The WSJ broke the story December 8 that Thain had requested a $10 million bonus, and furor ensued. (Credit must be given the Journal’s Susanne Craig, who is perhaps the best-sourced reporter on Wall Street.) Both the New York attorney general and the Senate majority leader condemned the (ultimately failed) request. As did pretty much everyone else.
Finally, something that really pierced Thain’s armor. But still, the focus here is on the man and not the institution. The bonus came to serve as a proxy for the real outrage: the crap that Merrill and all of Wall Street held and how it came to hold it. Outrage was the right response to the bonus request, but where was all of the skepticism earlier?
Pieces like the WSJ’s “Mr. Fix-It Failed to Take Measure of Mess” observed, “Thain Proved Unable to Repair Merrill or get B of A Backing, and Underestimated Depth of Financial Crisis.” And suddenly those old complaints about Thain’s NYSE tenure come out of the woodwork. Now you tell us!
The FT, meanwhile, told us, “Mr. Fix-It Masterstroke Comes Unstuck.” And took aim even at Thain’s main claim to success, selling Merrill:
As for his masterstroke, the sale of Merrill to BofA, even that wasn’t his idea, according to several people involved in the matter. Mr Thain’s top lieutenant, Greg Fleming, urged him to approach BofA in the days leading up to Lehman’s September collapse. But according to several witnesses who were with Mr Thain at the New York Federal Reserve on the weekend of the deal, Mr Thain called Mr Lewis to initiate talks only after being urged to do so by his former Goldman boss, the then-US Treasury secretary Hank Paulson.
A feeding frenzy!
These stories really point to the biggest problem with creating narratives around individuals: The story doesn’t remain as flexible as it should be. The hero narrative divides the world into good and bad. And so angels like Thain become demons— like Thain.
And we don’t get the details unless they fit the narrative of the moment. For example, it took us by surprise when we found out late in the game that the level-headed engineering grad John Thain lived like the King of Siam, with a Westchester estate big enough to merit five addresses in three towns. That makes his controversial office-furniture purchase more understandable. People, please. If you are going to focus on the personal, at least give us all the gory details, and give them when they matter. We shouldn’t have to scour the tabloids for these.

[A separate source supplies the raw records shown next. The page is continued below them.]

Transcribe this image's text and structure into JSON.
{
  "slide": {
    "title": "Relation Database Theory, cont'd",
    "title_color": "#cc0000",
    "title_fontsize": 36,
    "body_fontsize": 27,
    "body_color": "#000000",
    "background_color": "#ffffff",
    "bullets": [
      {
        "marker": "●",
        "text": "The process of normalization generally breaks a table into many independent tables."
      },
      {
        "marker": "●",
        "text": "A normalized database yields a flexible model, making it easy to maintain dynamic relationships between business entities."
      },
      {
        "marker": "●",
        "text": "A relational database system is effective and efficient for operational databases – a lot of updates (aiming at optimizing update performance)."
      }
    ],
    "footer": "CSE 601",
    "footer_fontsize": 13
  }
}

As for Thain, he is now a full-fledged member of the Rogues Gallery.
Reuters informed us:
Once they were the brightest stars in the investment universe, but Goldman alumni—including Thain, former Treasury Secretary Hank Paulson and former Citigroup Chairman Robert Rubin—look much less brilliant now.
Barron’s also broods over the past, offering us “time-cured aphorisms about bear markets,” including:
‘In a bear market, no eminence of the financial world comes out the other side with his reputation untarnished.’ Alan Greenspan, Henry Paulson, Richard Fuld, even Warren Buffett have either seen their pedestals kicked from beneath them, or at least lowered.
We can now add John Thain—Goldman Sachs and NYSE alumnus, the onetime orneriest sheriff come to town at Merrill Lynch—to this list.
Now this raises a question. If this has become a pattern, why can’t the press see it coming? Or, at least, keep in mind from the beginning that it is a very real possibility? Why build up heroes knowing you will likely be bringing them down again? And in the aftermath give us knowing comments like:
With hindsight, it seems obvious that Mr. Thain, who got his MBA at Harvard Business School, wouldn’t last long.
And actually, this piece gets it wrong even in hindsight! The culture of B of A and the culture of Merrill just weren’t compatible, goes the logic here. But this clash-of-cultures model misses the point. In very important ways Merrill and B of A were the same. That is the story. Not personality or management-style differences.
One of our least favorite techniques for dealing with fallen heroes is revisionist history. Like when Reuters proclaimed that Thain
was regarded until 14 months ago as one of Wall Street’s steadiest hands.
Fourteen months? More like three or four, at most.